Unfortunately, this election cycle’s GOP candidates appear to fall in line with the party’s oppressive ideologies on this topic. Here’s a (very small) sample of the upsetting things that the members of the Republican party had to say about rape and sexual assault in this election season.
1. Trump on the 26,000 unreported sexual assaults occurring in the military compared to 238 convictions: “What did these geniuses expect when they put men & women together?”
I’m not really sure how to react to this—what can you say to a guy who chalks 26,000 accounts of unreported sexual assault up to “natural consequences” of gender-integration in the military? Trump’s comments about rape in the military effectively invalidate the sexual assault and abuse experiences of thousands of servicemen and women who leave the military emotionally and physically scarred.
This is not the first time Donald Trump has crassly insulted servicemen and women, either. Most infamously, he recently insulted U.S. Senator and Vietnam prisoner of war John McCain, saying that “[he] likes people who weren’t captured.” With the above statements, Trump effectively shows not only that he doesn’t care about the needs of men and women who have been raped while serving our nation, but also that he doesn’t think he needs to. To him, it’s just a part of the deal.

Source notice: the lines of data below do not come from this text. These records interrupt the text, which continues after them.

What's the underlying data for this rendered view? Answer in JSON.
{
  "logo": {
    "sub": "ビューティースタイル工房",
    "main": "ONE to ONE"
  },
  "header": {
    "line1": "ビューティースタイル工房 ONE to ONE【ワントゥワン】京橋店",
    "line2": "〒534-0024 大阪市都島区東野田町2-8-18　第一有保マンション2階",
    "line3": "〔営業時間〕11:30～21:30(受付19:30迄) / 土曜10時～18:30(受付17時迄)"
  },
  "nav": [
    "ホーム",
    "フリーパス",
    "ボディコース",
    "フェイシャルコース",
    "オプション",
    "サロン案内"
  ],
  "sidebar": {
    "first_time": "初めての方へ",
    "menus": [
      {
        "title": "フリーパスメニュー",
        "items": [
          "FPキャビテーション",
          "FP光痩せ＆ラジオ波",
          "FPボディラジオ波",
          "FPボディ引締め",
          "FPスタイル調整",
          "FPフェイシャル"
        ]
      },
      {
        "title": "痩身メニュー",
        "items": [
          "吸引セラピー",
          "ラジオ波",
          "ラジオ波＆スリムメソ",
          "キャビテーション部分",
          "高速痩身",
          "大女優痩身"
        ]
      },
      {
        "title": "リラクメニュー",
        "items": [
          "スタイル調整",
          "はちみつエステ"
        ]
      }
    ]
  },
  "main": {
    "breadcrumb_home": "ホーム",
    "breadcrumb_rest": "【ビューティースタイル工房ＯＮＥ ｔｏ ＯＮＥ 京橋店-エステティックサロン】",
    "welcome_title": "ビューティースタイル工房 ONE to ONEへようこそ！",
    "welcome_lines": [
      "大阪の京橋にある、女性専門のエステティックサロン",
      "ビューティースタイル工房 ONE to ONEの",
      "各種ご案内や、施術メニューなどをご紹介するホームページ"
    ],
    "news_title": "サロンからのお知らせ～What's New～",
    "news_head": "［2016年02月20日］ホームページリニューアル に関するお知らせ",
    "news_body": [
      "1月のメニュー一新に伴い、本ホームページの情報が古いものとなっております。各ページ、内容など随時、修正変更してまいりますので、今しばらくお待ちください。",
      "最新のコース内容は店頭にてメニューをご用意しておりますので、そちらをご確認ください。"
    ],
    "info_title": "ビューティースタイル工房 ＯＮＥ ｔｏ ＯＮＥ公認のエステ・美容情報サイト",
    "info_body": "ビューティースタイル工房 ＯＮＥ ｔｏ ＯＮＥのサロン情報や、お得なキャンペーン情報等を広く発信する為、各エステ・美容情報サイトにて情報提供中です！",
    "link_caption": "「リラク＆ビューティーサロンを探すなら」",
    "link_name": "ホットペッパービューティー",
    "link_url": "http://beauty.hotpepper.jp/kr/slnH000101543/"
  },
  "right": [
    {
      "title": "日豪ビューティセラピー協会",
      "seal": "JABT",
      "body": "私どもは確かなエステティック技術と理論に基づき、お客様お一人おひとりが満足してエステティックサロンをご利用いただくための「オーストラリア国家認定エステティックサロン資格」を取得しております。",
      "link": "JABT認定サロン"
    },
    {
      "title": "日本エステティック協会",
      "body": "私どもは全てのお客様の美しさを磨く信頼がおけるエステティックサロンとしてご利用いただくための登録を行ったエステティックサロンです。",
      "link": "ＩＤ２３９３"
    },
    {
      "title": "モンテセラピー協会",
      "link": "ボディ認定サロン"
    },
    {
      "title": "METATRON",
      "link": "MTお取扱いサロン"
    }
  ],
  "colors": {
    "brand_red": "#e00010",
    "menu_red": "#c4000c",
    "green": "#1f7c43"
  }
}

2. Cruz on backlash surrounding Richard Mourdock’s comments that pregnancy from rape is “something God intended”: “I think it is an unfortunate distraction from the issues that matter.”
Clearly Senator Cruz is misinformed about what constitutes “issues that matter,” if he thinks that it’s irrelevant to discuss the heinous comments made by U.S. Senate candidate Richard Mourdock about how pregnancies conceived of rape are “something God intended” and thus not meant to be terminated. Victims of sexual assault cannot have their abusive experiences and their physical and emotional consequences written off as part of God’s plan. Each year in the United States, about 293,000 men and women are sexually assaulted and robbed of their safety and security.
Talking about the deep-seated injustice that lies within forcing a woman whose body has been violated through rape to carry, deliver, and raise a baby conceived of rape is not an “unfortunate distraction.” It is as serious as any other threat to the life, liberty, and pursuit of happiness of the American people.
Cruz proves with these comments that he’s standing in line behind the hundreds of Republican government officials who preceded him that have reduced the safety, security, and bodily autonomies of women to “an unfortunate distraction.” I’m not sorry to say this, Mr. Cruz. The “unfortunate distraction to the issues that matter” in this presidential election has been you.
3. Kasich on Planned Parenthood: “We consider women’s health to be critical, but you don’t have to be captive towards delivering it through an organization that frankly is largely discredited.”
John Kasich was seen as the “last sane candidate” in the Republican presidential race, but unfortunately, even he has displayed misogynistic opinions when it comes to social issues in America, and his legislative record follows suit. Just this year, the governor of Ohio signed a bill that would defund Planned Parenthood and block funds to any health organization that provides abortions. His opposition to Planned Parenthood and classification of the organization as “largely discredited” cements his position as an offender in the war against women.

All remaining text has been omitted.